The voices of Tax Policy Center's researchers and staff
In his 2005 State of the State address, California Governor Arnold Schwarzenegger sounded like he was being chased by the new Terminator T1000:
It is on automatic pilot. It is accountable to no one. Where will it all stop? How will it stop unless we stop it?
He was not talking about a threatening cyborg but rather a school funding formula added to the California constitution by ballot initiative (Proposition 98) backed by teachers and other public school advocates.
Governors and lawmakers have long decried constitutional and statutory formulas, federal grant requirements, and court rulings that limit how they can spend money. But how much of a state’s spending is actually out of current governors’ and legislators’ control? How much have past budget decisions limited states’ “fiscal democracy”?
Focusing on six states (California, Florida, Illinois, New York, Texas, and Virginia), we estimated that anywhere from 25 to 90 percent of budgets may be predetermined. For example, at the high end of our estimates, 86 percent of California’s spending was potentially restricted in 2015. At the low end, only 40 percent of California spending was restricted in that year.
Why the big range? Because spending constraints fall along a continuum of flexibility, and there is no consistent definition of mandatory spending across states. The federal government explicitly defines “tax expenditures” and “mandatory spending” in law and reinforces these concepts through the annual budget process. But most states do not rigorously or transparently assess the long-term cost of those tax breaks and spending programs that are either fixed in size or grow automatically without policy changes.
All states treat debt service and Medicaid as required spending.
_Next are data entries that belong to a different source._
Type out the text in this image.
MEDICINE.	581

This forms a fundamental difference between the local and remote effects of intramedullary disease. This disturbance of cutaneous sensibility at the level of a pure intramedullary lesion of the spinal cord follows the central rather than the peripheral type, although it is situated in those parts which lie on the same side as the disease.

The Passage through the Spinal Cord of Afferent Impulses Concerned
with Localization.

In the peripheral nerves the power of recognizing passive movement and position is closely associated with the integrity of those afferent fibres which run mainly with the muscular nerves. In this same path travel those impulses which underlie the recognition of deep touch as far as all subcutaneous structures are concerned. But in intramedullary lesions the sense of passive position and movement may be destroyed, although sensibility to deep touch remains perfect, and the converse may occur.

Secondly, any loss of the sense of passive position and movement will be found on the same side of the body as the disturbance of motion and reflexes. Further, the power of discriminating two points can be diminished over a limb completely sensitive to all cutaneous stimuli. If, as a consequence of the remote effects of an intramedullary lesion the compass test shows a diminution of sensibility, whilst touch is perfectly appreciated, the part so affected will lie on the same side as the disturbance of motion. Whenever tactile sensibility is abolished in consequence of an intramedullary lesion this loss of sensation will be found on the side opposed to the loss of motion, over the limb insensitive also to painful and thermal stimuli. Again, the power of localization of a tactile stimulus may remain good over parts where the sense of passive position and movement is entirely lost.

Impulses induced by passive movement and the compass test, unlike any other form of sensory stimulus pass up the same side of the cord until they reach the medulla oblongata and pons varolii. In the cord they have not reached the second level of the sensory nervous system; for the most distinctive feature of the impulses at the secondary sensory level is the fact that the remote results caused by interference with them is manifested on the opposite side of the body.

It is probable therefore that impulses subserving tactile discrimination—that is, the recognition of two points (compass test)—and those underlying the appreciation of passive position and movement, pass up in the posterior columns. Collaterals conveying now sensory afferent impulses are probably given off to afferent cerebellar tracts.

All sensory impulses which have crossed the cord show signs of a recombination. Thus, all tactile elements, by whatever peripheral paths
But many are more flexible when it comes to how they treat spending subject to federal rules, state revenue earmarks, or court decisions. Still other spending may be tied to changes in caseloads and costs. For example, state contributions to public employee pension plans and the portion of K-12 education funding determined by a fixed formula may be considered restricted. But it depends on an individual state’s constitution and any court decisions that apply.
Then there’s politics. A consistent theme in our interviews with state budget officials was “everything is flexible, especially in a crisis.” But even if the law technically allows it, elected officials may be reluctant to take the heat for changing the rules, reducing built-in program growth, or raising taxes. For example, few elected officials want to be seen as cutting K-12 education, although failing to budget for forecasted enrollment and cost increases happens all the time.
In all, we discovered that governors and legislators must weave their way through a multifaceted and complex maze of restrictions, not just to adopt a budget and make appropriations, but also to set new priorities.
In the end, something’s got to give. Our results suggest that when so much of state budgets are fixed, programs such as poverty assistance or higher education get squeezed. State leaders also may be reluctant to undertake new initiatives, such as expanding pre-K education, that require either new money or shifting funds from more protected programs. State budget restrictions may beget more restrictions, as advocates push lawmakers to lock in spending or earmark revenues for their favored programs.
How can elected officials break this cycle? They could start with more disclosure. Public budgets should show by program the inflation-adjusted cost of maintaining existing services given projected caseload and price increases and project how that cost changes over time. Although state budget officials routinely assemble the information they need for such current services budgets, few prepare multiyear projections, use them as a baseline from which to assess new policies, and make them public.
Only by consistently examining budget commitments over time can governors, legislators, and voters understand how much flexibility state governments have to meet short- and long-term priorities, plan for the future, and, most importantly, respond to new challenges and opportunities.
Posts and comments are solely the opinion of the author and not that of the Tax Policy Center, Urban Institute, or Brookings Institution.